In the safe rear, where, as the men used to say, the officers were wont to sit up late at night burning out government candles, while they devised ways and means to keep the men exercised as well as exorcised, a guard tent was pitched in front of the camp, in which the guard were compelled to stay when off post, much to their disgust sometimes; but when the company or regiment was in line along the glorious front, that unpopular lodging-house was abandoned, and each guardsmen slept in his own quarters, on his own army feather-bed, whither the corporal of the guard must come for his victim in the silent hours when that victim was wanted to go on post.
With the infantry, guard-mounting took place in the morning at eight o’clock. The guard was divided into three equal portions, called reliefs, first, second, and third, each relief being on post two hours and off four, thus serving eight hours out of the twenty-four.
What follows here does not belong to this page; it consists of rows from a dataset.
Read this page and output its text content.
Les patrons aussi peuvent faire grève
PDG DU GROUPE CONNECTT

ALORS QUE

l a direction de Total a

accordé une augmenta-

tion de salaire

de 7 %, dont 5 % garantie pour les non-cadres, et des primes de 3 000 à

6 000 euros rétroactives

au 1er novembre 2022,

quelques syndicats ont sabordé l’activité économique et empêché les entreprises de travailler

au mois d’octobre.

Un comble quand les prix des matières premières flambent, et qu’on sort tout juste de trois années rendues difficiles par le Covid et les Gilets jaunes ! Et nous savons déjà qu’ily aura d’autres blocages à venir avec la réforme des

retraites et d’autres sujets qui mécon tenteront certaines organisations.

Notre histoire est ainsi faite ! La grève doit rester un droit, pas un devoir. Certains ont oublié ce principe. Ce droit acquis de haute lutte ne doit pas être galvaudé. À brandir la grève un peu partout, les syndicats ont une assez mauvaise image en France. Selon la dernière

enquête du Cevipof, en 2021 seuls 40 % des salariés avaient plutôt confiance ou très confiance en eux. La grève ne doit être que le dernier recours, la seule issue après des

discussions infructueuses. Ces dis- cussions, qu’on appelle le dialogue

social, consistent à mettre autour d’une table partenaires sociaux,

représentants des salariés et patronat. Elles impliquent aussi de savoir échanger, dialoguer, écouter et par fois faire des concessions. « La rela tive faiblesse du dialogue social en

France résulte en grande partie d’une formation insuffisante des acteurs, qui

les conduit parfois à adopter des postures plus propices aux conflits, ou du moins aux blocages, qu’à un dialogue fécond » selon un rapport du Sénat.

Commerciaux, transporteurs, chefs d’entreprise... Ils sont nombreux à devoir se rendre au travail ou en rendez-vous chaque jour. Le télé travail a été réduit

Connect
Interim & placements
With all the irksomeness of the detail, the guardsman enjoyed a temporary triumph as such, for on that day, at least, he could snap his fingers at roll-calls and all calls for fatigue duty—in short, was an independent gentleman within certain limits.
I have stated it to have been the duty of the corporal of the guard to seek out the members of the various reliefs in their quarters, when the time came for them to go on post. There was more or less of lively incident attending these explorations—not, however, with the sanction of the corporal, to whom the liveliness was anything but amusing. Your corporal of the guard was up to the average of ordinary officers in intelligence, and, as he was just started on the ladder of promotions, fully intended to do his whole duty at least; and so he was wont to prepare himself for his nightly rounds by obtaining such a knowledge of the local geography of the camp as would enable him to arouse and assemble his guard with the least inconvenience to himself and the least commotion to the camp. But the best laid plans of corporals of the guard would frequently “gang agley,” even though they used every precaution, and so it was the rule rather than the exception for him to get into the wrong tent, and, after waking up all the inmates and getting the profane to swearing, and all to abusing him for his stupid intrusion, to retreat in as good order as possible and try again. The next time perhaps he would get into the right one, and, after scrutinizing his list of the guard once more, call out the name of Smith, for example. No answer. There was a kind of deafness generated in the service, which was almost epidemic among guardsmen, especially night guard; at least, such seemed to be the case, for the man that was wanted to go out and take his post was invariably the last one in the tent to be awakened by the summons of the corporal; and long before that waking moment came, the corporal had as aids on his staff all these self-same inmates who had been victims to the assumed deafness of the man sought, and whose voices now furnished no mean chorus to the corporal’s refrain.